As I said previously, drafts can make decent lower level mounts, however, it takes an extraordinary horse and the right trainer to do the upper levels. Even if you can get the horse up there in training, it is not likely that with correct work (ie not just doing tricks) that the horse will stay sound. Drafts are built for pulling, not collection. Doing dressage, correctly, with them is like putting a square peg in a round hole.
Quoting the owner of the horse
"Righto Peeps. Time to be serious here. Have had an invitation to attend Sydney CDI in May. Need to put my name forward by next Saturday. I am going to need some serious financial support to even contemplate this. Mother is strapped for cash over the indoor. We would both appreciate some serious fundraising ideas here....."

I'm afraid anebel - you are a dressage snob! The one thing about a draft is it has the back end like a bus! They can and do collect very well, the initial move off for a draft with a heavy load is pushing - from the hind end not pulling.

If you have a horse with good conformation and action - my Clydesdale has a fabulous shoulder and length of neck, and moves as straight as a die! Yoou can with the right trainer produce a GP level horse

Add a good trainer who takes their time the horse will be able to do most if not all the movements required.

Consider the horses from 'The Spanish Riding School' the stallions are used for high school work and the mares pull carriages!

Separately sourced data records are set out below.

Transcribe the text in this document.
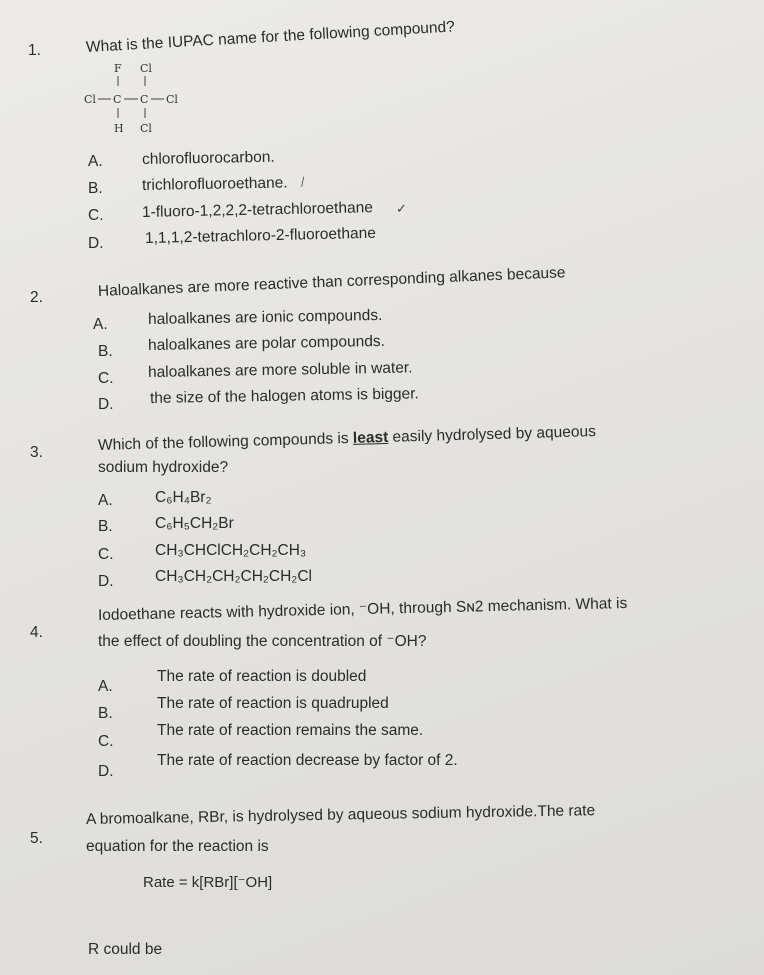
1.	What is the IUPAC name for the following compound?
F Cl
Cl C C Cl
H Cl
A.	chlorofluorocarbon.
B.	trichlorofluoroethane. ⁄
C. 1-fluoro-1,2,2,2-tetrachloroethane ✓
D.	1,1,1,2-tetrachloro-2-fluoroethane
2.	Haloalkanes are more reactive than corresponding alkanes because
A.	haloalkanes are ionic compounds.
B. haloalkanes are polar compounds.
C. haloalkanes are more soluble in water.
D. the size of the halogen atoms is bigger.
3.	Which of the following compounds is least easily hydrolysed by aqueous
sodium hydroxide?
A.	C₆H₄Br₂
B.	C₆H₅CH₂Br
C.	CH₃CHClCH₂CH₂CH₃
D.	CH₃CH₂CH₂CH₂CH₂Cl
4.
Iodoethane reacts with hydroxide ion, ⁻OH, through Sɴ2 mechanism. What is
the effect of doubling the concentration of ⁻OH?
A.
The rate of reaction is doubled
B.
The rate of reaction is quadrupled
C.
The rate of reaction remains the same.
D.
The rate of reaction decrease by factor of 2.
5.
A bromoalkane, RBr, is hydrolysed by aqueous sodium hydroxide.The rate
equation for the reaction is
Rate = k[RBr][⁻OH]
R could be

As we are seeing with Totilas - the trainer/rider helps make the horse - his current rider is obviously newhere near the caliber of Edward Gal and the work produced sadly shows this.
BCtazzie and Bluebird like this.
     
    02-17-2012, 04:58 PM
  #28
Trained
Sydney CDI

The official website says nothing about rider invitations, and the CDIs which I have helped run have never individually invited riders. I am still skeptical.

Also, considering the owner is in NZ and the show is in AUS, the flights over there would be expensive, regardless of if the horse is going as a competitor or as an exibitor. The show would NOT pay expenses for exibitors to fly over from NZ. So the post from the owner is moot. I have never heard of an CDI or an NF inviting competitors to a CDI3*.

ETA - I don't know why you are so adament about draft horses being built to do dressage!?! They have been bred for thousands of years to PULL not PUSH. Why all of a sudden magically would they be able to do the complete opposite of what thousands of years of breeding has developed?? It's not being a dressage snob, it's using the right tools for the job. It is unfair for a horse not built for a sport to make it perform and be uncomfortable and become lamed because it is not built for said sport. You wouldn't buy a smart car to pull a horse trailer, you wouldn't use a screwdriver to hammer in a nail and you wouldn't expect a horse built for pulling to be able to perform a high level of collection.
There are plenty of horses with huge hind ends that are rubbish at dressage. It's not about the size, it's about the angles, proportions and carrying power. I don't know if you subscribe to Dressage Today, but in the most recent magazine there is a "Physics of Collection" article which I highly suggest you read. Biomechanically, pulling strength does not equal carrying power and the ability to shift the pelvis under which is required for collection.
     
    02-17-2012, 05:11 PM
  #29
Yearling
Anabel - draft horse PUSH to start a load not pull!
     
    02-17-2012, 05:20 PM
  #30
Trained
Again, highly suggest you whip out a pen and paper and do some basic FBDs and mechanics calculations. Biomechanically there is a huge difference between where the center of gravitiy of the horse is when pulling a load versus carrying his own weight in a collected manner.

https://www.circsource.com/store/Sub...rceCode=I8EBCN

Highly suggest you read the article too.